In quelle pareti sporche di fumo, con il sudore colante sulla fronte, il soffitto annerito dalla fuliggine, Messalina calza un'altra maschera.

La più gradevole.

La meno umiliante.

La vogliono tutti? E che tutti l'abbiano.

Se non può governare la sua esistenza, che governi il suo corpo.

Quale sollievo quando anima e carne si scindono nei riti orgiastici, occulti, al chiaro di luna, nelle remote profondità dei giardini!
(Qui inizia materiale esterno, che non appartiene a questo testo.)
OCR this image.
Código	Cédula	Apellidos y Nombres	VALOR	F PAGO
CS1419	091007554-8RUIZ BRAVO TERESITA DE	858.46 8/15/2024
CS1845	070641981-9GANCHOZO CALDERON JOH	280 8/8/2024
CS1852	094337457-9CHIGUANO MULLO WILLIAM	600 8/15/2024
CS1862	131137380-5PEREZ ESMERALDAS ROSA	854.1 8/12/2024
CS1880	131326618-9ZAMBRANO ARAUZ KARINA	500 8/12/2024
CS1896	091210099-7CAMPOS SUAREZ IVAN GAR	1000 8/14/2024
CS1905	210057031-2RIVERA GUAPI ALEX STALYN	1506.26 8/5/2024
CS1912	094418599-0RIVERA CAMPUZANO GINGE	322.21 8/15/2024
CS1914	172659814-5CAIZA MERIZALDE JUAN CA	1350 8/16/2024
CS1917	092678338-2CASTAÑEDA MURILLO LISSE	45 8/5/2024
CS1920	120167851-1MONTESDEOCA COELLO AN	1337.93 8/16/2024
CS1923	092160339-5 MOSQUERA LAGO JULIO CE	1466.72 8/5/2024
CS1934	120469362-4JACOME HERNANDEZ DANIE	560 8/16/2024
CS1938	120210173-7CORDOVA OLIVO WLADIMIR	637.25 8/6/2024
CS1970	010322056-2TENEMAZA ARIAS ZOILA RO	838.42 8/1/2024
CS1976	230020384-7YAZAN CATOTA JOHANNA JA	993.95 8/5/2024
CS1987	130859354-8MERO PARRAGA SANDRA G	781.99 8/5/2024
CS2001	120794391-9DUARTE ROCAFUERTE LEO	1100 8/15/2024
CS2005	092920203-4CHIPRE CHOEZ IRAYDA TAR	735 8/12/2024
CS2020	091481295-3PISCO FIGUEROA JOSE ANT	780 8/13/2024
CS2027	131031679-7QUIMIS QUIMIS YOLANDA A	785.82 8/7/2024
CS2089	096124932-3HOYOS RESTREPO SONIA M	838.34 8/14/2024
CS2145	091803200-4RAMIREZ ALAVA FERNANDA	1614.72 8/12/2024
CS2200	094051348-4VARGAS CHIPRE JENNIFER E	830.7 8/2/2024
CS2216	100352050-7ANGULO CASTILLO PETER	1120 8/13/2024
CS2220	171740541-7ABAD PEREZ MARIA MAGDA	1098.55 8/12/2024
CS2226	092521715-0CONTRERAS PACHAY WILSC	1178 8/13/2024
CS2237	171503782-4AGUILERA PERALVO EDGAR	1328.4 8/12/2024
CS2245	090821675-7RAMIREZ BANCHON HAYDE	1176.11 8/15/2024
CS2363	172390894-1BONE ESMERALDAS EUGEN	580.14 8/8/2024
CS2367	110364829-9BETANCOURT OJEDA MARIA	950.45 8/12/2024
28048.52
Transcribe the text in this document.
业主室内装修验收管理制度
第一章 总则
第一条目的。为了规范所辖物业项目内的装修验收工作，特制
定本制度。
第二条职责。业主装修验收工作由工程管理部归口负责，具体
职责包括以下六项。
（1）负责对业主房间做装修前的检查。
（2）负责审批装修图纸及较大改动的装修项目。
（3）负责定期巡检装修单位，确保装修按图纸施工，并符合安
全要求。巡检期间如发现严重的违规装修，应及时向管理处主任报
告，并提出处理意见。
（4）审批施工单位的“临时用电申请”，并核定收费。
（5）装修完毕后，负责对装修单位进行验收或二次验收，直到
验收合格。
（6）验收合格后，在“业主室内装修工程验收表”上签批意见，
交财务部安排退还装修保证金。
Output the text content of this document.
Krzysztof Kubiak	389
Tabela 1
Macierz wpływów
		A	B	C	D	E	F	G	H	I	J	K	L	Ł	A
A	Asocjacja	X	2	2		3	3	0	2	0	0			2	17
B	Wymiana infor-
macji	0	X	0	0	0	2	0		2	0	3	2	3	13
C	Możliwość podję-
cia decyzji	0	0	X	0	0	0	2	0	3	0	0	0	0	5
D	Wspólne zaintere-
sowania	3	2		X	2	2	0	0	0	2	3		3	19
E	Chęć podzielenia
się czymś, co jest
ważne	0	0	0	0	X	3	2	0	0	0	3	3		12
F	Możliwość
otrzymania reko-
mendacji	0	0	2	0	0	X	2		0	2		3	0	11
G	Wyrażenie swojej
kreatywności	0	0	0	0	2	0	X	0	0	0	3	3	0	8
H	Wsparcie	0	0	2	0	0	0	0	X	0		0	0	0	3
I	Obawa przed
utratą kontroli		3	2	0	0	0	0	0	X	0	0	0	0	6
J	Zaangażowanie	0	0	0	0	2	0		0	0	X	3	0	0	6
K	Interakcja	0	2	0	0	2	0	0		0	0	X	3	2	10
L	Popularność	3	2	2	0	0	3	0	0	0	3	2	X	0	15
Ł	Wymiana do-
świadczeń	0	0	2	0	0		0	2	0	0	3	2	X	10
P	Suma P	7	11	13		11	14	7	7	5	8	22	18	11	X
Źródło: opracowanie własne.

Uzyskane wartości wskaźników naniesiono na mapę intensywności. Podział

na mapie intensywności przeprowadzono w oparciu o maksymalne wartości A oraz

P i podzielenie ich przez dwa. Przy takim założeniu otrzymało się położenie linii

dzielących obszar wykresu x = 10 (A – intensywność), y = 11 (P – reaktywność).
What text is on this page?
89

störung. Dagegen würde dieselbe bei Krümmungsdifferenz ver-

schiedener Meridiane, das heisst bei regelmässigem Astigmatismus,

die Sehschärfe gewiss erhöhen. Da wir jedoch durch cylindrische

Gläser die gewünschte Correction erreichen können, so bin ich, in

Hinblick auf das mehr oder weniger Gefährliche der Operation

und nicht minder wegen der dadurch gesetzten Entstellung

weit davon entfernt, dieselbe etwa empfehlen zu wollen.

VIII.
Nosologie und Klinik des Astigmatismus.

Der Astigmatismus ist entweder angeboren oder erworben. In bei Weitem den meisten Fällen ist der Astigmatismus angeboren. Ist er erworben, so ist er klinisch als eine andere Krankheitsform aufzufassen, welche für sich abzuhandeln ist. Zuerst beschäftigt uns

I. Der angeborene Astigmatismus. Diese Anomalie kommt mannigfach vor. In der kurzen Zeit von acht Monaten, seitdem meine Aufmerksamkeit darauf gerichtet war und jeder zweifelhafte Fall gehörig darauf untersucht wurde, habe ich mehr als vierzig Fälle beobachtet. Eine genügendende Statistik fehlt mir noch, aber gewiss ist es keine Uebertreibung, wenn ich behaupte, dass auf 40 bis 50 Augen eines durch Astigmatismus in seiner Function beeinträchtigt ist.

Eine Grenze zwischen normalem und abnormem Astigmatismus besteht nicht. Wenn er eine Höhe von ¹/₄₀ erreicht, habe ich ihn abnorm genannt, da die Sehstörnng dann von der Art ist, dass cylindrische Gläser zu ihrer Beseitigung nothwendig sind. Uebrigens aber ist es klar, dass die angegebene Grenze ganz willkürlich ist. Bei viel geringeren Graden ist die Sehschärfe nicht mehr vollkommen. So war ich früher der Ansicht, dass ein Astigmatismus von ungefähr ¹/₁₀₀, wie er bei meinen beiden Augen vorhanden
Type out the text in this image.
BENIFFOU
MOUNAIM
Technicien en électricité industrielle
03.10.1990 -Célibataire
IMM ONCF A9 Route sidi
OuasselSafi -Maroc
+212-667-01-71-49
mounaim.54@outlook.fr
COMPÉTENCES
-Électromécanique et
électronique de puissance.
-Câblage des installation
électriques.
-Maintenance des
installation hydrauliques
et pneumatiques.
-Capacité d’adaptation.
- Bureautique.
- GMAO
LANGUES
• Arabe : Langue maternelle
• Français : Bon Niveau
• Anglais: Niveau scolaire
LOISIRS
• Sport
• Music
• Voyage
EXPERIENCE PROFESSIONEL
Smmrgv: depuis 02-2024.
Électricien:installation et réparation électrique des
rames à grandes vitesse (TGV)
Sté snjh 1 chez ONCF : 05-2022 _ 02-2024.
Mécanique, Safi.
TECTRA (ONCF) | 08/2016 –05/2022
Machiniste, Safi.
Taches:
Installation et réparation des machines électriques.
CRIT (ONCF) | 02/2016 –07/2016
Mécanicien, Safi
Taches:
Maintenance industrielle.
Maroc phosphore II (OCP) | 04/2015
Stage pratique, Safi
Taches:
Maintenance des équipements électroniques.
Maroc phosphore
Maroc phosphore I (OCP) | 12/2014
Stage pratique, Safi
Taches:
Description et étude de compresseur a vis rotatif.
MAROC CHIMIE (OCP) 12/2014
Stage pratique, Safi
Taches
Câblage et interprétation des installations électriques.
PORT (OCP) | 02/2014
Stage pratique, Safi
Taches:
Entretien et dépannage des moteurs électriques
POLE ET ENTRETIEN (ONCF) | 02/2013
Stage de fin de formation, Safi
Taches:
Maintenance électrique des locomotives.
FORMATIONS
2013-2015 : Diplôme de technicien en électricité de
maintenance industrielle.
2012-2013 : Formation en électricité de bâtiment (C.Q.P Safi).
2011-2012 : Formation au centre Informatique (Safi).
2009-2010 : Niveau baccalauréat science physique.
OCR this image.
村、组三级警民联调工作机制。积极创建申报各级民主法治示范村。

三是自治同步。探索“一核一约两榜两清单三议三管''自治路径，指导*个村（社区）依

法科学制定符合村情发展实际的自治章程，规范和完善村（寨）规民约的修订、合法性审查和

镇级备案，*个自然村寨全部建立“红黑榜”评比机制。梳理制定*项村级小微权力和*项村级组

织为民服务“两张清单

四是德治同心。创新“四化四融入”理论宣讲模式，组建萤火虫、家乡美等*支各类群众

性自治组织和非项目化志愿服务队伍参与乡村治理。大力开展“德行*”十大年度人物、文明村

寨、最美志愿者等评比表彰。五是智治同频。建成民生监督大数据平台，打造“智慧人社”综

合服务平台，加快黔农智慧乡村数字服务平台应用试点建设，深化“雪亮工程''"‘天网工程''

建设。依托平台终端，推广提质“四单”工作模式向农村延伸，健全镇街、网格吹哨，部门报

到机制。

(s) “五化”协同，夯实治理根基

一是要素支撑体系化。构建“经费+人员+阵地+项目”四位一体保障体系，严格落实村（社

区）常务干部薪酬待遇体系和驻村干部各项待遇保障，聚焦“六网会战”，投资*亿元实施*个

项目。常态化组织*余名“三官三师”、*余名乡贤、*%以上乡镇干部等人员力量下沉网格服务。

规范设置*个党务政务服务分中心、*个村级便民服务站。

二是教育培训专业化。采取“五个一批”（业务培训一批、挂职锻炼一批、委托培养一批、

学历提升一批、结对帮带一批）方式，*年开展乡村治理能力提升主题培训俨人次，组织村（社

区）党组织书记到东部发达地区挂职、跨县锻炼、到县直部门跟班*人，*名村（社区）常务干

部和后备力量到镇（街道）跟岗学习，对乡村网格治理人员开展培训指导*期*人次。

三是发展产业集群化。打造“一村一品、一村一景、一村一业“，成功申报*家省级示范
Il dolore svanisce, momentaneamente, si perde nella notte. Messalina divora la notte. L'odore acre, puzzolente, delle erbe bruciate. Il rullo del tamburo, ripercosso nel suo corpo, che si propaga, un'onda, un velo lacerato tra gli umani e gli spiriti. I cuori battenti all'unisono, al ritmo dei tamburelli, al suono dei flauti, al gemito del vento e della terra. Le menti offuscate dagli effluvi delle piante, l'incenso sprigionato dai bracieri, le fiamme che s'innalzano fino a oscurare il firmamento. Aperti, spalancati, neofiti su una nuova, più nitida, visione. L'ombra della realtà. La nudità, scarna, luminosa delle cose. Gli spiriti li travolgono, invasandoli. Messalina si sente parte di tutto, epicentro, ventre spurgante vita in continuazione, una cascata di vita.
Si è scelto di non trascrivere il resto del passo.